KUALA KURUN – Pemerintah Kabupaten Gunung Mas, Kalimantan Tengah melaksanakan ikrar netralitas Aparatur Sipil Negara (ASN) dalam menghadapi Pemilihan Kepala Daerah (Pilkada) serentak Tahun 2024.
Ikrar ini dipimpin langsung oleh Penjabat (Pj) Bupati Gunung Mas, Herson B Aden diikuti oleh para ASN dilingkup pemerintah daerah setempat, kegiatan ini dilaksanakan di GPU Damang Batu Kuala Kurun, Rabu 11 September 2024.
Pembacaan ikrar yang disampaikan oleh Pj Bupati tersebut diucap ulang oleh para ASN sebagai bentuk komitmen bersama. Ikrar ini pun ditandai pula dengan penandatanganan Pakta Integritas oleh Pj. Bupati Gunung Mas, diikuti oleh para camat dan para kepala Satuan Kerja Perangkat Daerah (SKPD) lainnya.

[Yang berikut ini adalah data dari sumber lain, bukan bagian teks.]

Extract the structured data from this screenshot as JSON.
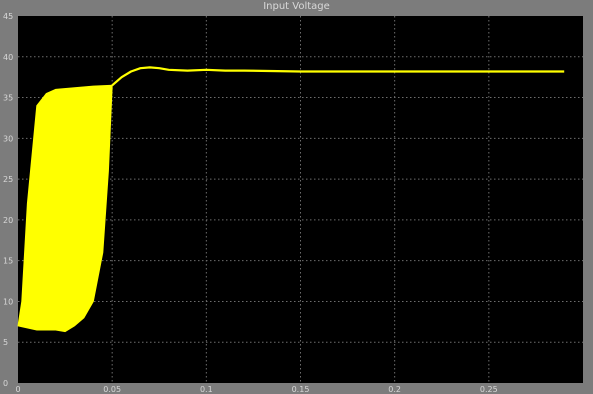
{
  "window": {
    "title": "Input Voltage"
  },
  "colors": {
    "frame": "#7c7c7c",
    "plot_background": "#000000",
    "grid": "#6e6e6e",
    "trace": "#ffff00",
    "axis_text": "#d8d8d8"
  },
  "chart_data": {
    "type": "line",
    "title": "Input Voltage",
    "xlabel": "",
    "ylabel": "",
    "xlim": [
      0,
      0.3
    ],
    "ylim": [
      0,
      45
    ],
    "x_ticks": [
      "0",
      "0.05",
      "0.1",
      "0.15",
      "0.2",
      "0.25"
    ],
    "y_ticks": [
      "0",
      "5",
      "10",
      "15",
      "20",
      "25",
      "30",
      "35",
      "40",
      "45"
    ],
    "grid": true,
    "series": [
      {
        "upper_envelope": {
          "x": [
            0,
            0.002,
            0.005,
            0.01,
            0.015,
            0.02,
            0.03,
            0.04,
            0.05
          ],
          "y": [
            7,
            10,
            22,
            34,
            35.5,
            36,
            36.2,
            36.4,
            36.5
          ]
        },
        "lower_envelope": {
          "x": [
            0,
            0.01,
            0.02,
            0.025,
            0.03,
            0.035,
            0.04,
            0.045,
            0.048,
            0.05
          ],
          "y": [
            7,
            6.5,
            6.5,
            6.3,
            7,
            8,
            10,
            16,
            26,
            36.5
          ]
        },
        "x": [
          0.05,
          0.055,
          0.06,
          0.065,
          0.07,
          0.075,
          0.08,
          0.09,
          0.1,
          0.11,
          0.12,
          0.15,
          0.2,
          0.25,
          0.29
        ],
        "y": [
          36.5,
          37.5,
          38.2,
          38.6,
          38.7,
          38.6,
          38.4,
          38.3,
          38.4,
          38.3,
          38.3,
          38.2,
          38.2,
          38.2,
          38.2
        ]
      }
    ]
  }
}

“Pelaksanaan ikrar ini sesuai dengan aturan yang mengharuskan ASN tetap netral dalam perhelatan Pilkada serentak tahun 2024,” ungkap Pj. Bupati Gunung Mas, Herson B Aden.

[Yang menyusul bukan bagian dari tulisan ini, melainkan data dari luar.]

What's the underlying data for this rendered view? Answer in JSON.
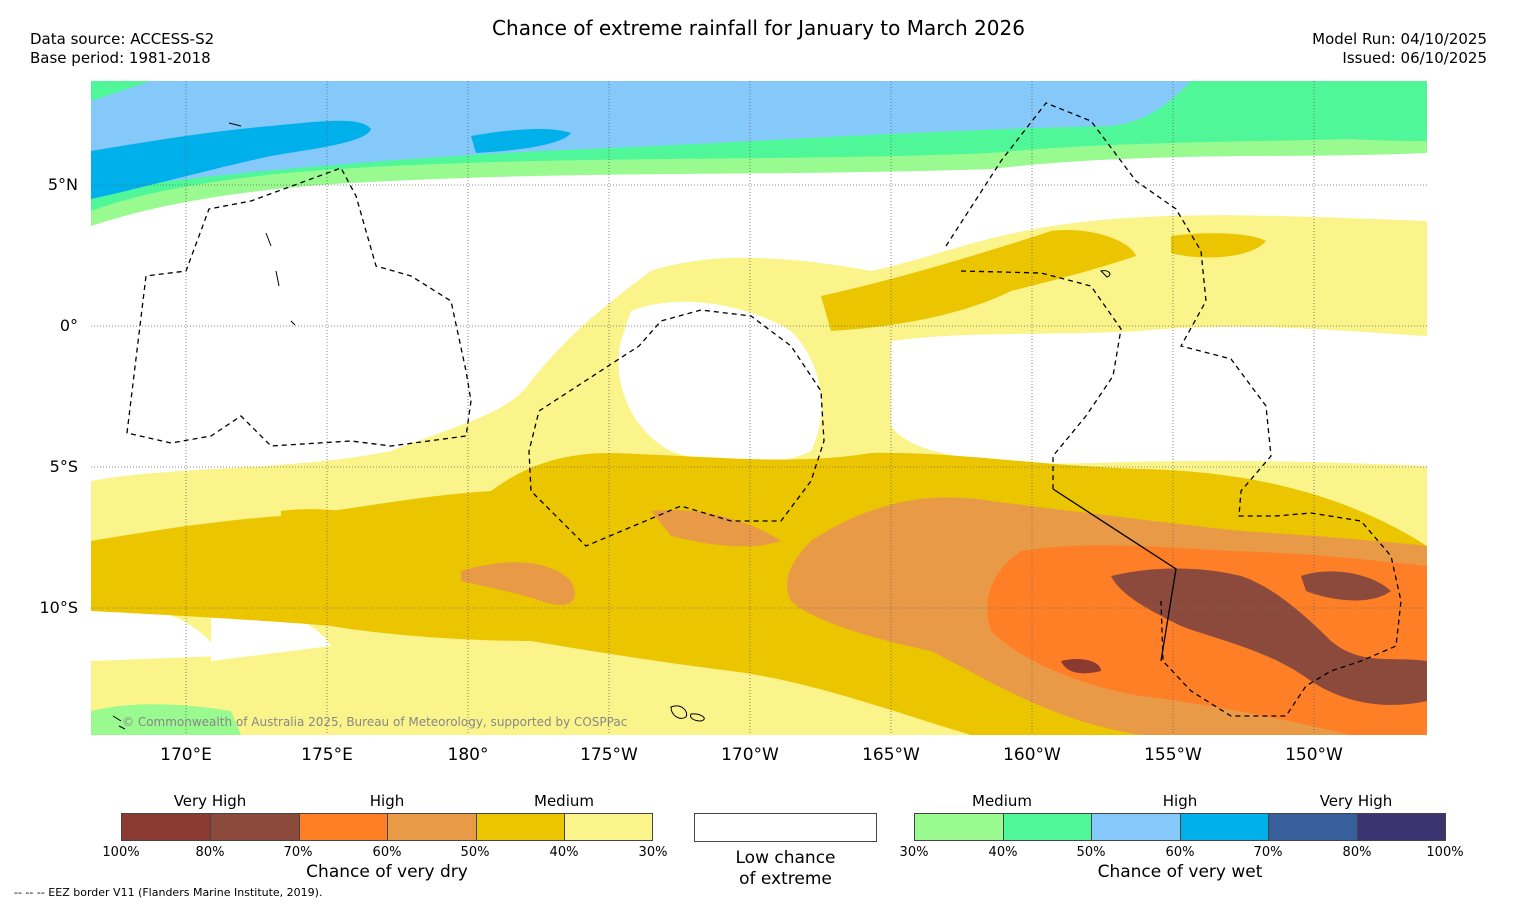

Untuk memastikan netralitas ASN, Pemkab Gunung Mas telah membentuk tim pemantau yang bertanggung jawab di bawah koordinasi asisten pemerintahan dan Kesejahteraan Rakyat Setda Kabupaten Gunung Mas bersama Badan Kepegawaian dan Pengembangan Sumber Daya Manusia (BPSDM) serta Inspektorat.
“Sehingga ketika terjadi pelanggaran masuk ke wilayah tadi, nah inilah yang akan memverifikasi sekaligus juga melakukan upaya-upaya baik itu sifatnya mengingatkan kepada para ASN,” bebernya.

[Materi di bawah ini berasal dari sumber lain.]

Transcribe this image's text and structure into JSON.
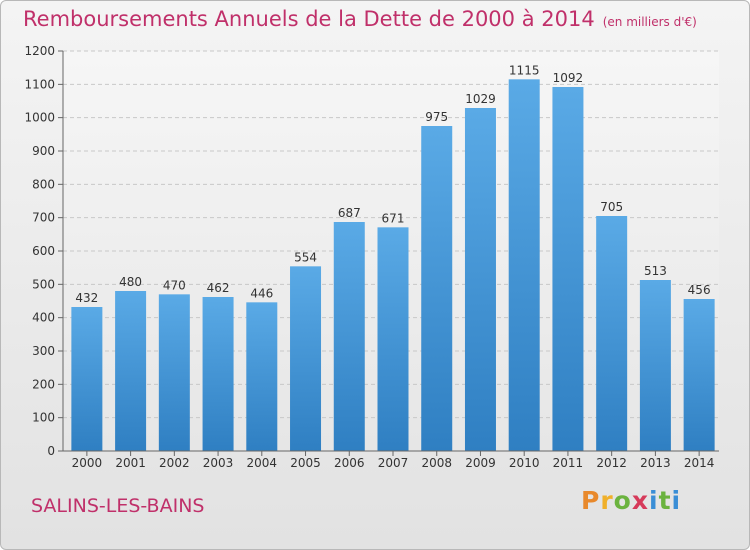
{
  "title": "Remboursements Annuels de la Dette de 2000 à 2014",
  "unit_note": "(en milliers d'€)",
  "commune": "SALINS-LES-BAINS",
  "brand": {
    "text": "Proxiti",
    "letters": [
      {
        "ch": "P",
        "color": "#e8892c"
      },
      {
        "ch": "r",
        "color": "#f0b02a"
      },
      {
        "ch": "o",
        "color": "#6bb33f"
      },
      {
        "ch": "x",
        "color": "#d63a5a"
      },
      {
        "ch": "i",
        "color": "#3a8ed6"
      },
      {
        "ch": "t",
        "color": "#6bb33f"
      },
      {
        "ch": "i",
        "color": "#3a8ed6"
      }
    ]
  },
  "colors": {
    "bar_top": "#5aaae6",
    "bar_bottom": "#2f7fc2",
    "text": "#c0306a"
  },
  "chart_data": {
    "type": "bar",
    "categories": [
      "2000",
      "2001",
      "2002",
      "2003",
      "2004",
      "2005",
      "2006",
      "2007",
      "2008",
      "2009",
      "2010",
      "2011",
      "2012",
      "2013",
      "2014"
    ],
    "values": [
      432,
      480,
      470,
      462,
      446,
      554,
      687,
      671,
      975,
      1029,
      1115,
      1092,
      705,
      513,
      456
    ],
    "ylim": [
      0,
      1200
    ],
    "yticks": [
      0,
      100,
      200,
      300,
      400,
      500,
      600,
      700,
      800,
      900,
      1000,
      1100,
      1200
    ],
    "grid": true,
    "data_labels": true
  }
}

Semester itu, Plt. kepala BKPSDM Kabupaten Gunung Mas, Kristening Natalina menyampaikan, kegiatan ikrar netralitas ASN ini diselenggarakan untuk memperkuat komitmen seluruh aparatur dalam menjaga prinsip netralitas, khususnya dalam menghadapi situasi politik yang ada.
“Tujuan dari kegiatan Ini diharapkan dapat mempertegas komitmen ASN dalam menjaga netralitas di lingkungan kerja, menghindari keterlibatan ASN dalam kegiatan politik praktis dan mempertegas komitmen pemerintah daerah untuk bersikap netral,” sebutnya.
Lebih lanjut dikatakannya, kegiatan ini dilaksanakan sebagai bentuk kepatuhan terhadap kebijakan pemerintah pusat yang diamanatkan dalam keputusan bersama Menpan-RB Mendagri, kepala BKN, Ketua KASN dan Ketua Bawaslu.
“Keputusan ini tentang pedoman pembinaan dan pengawasan netralitas pegawai aparatur sipil negara dalam penyelenggaraan pemilihan umum dan pemilihan kepala daerah,” tegasnya.
Adapun isi Ikrar netralitas ASN yang dibacakan dalam apel adalah sebagai berikut:
- Menjaga dan menegakkan prinsip netralitas Pegawai ASN di instansi masing-masing dalam melaksanakan fungsi pelayanan publik baik sebelum, selama, maupun sesudah pelaksanaan Pemilu dan Pilkada tahun 2024.
- Menghindari konflik kepentingan, tidak melakukan praktik-praktik intimidasi dan ancaman kepada Pegawai ASN dan seluruh elemen masyarakat serta tidak memihak kepada pasangan calon tertentu.
- Menggunakan media sosial secara bijak dan tidak menyebarkan ujaran kebencian serta berita bohong.
- Menolak politik uang dari segala jenis pemberian dalam bentuk apapun.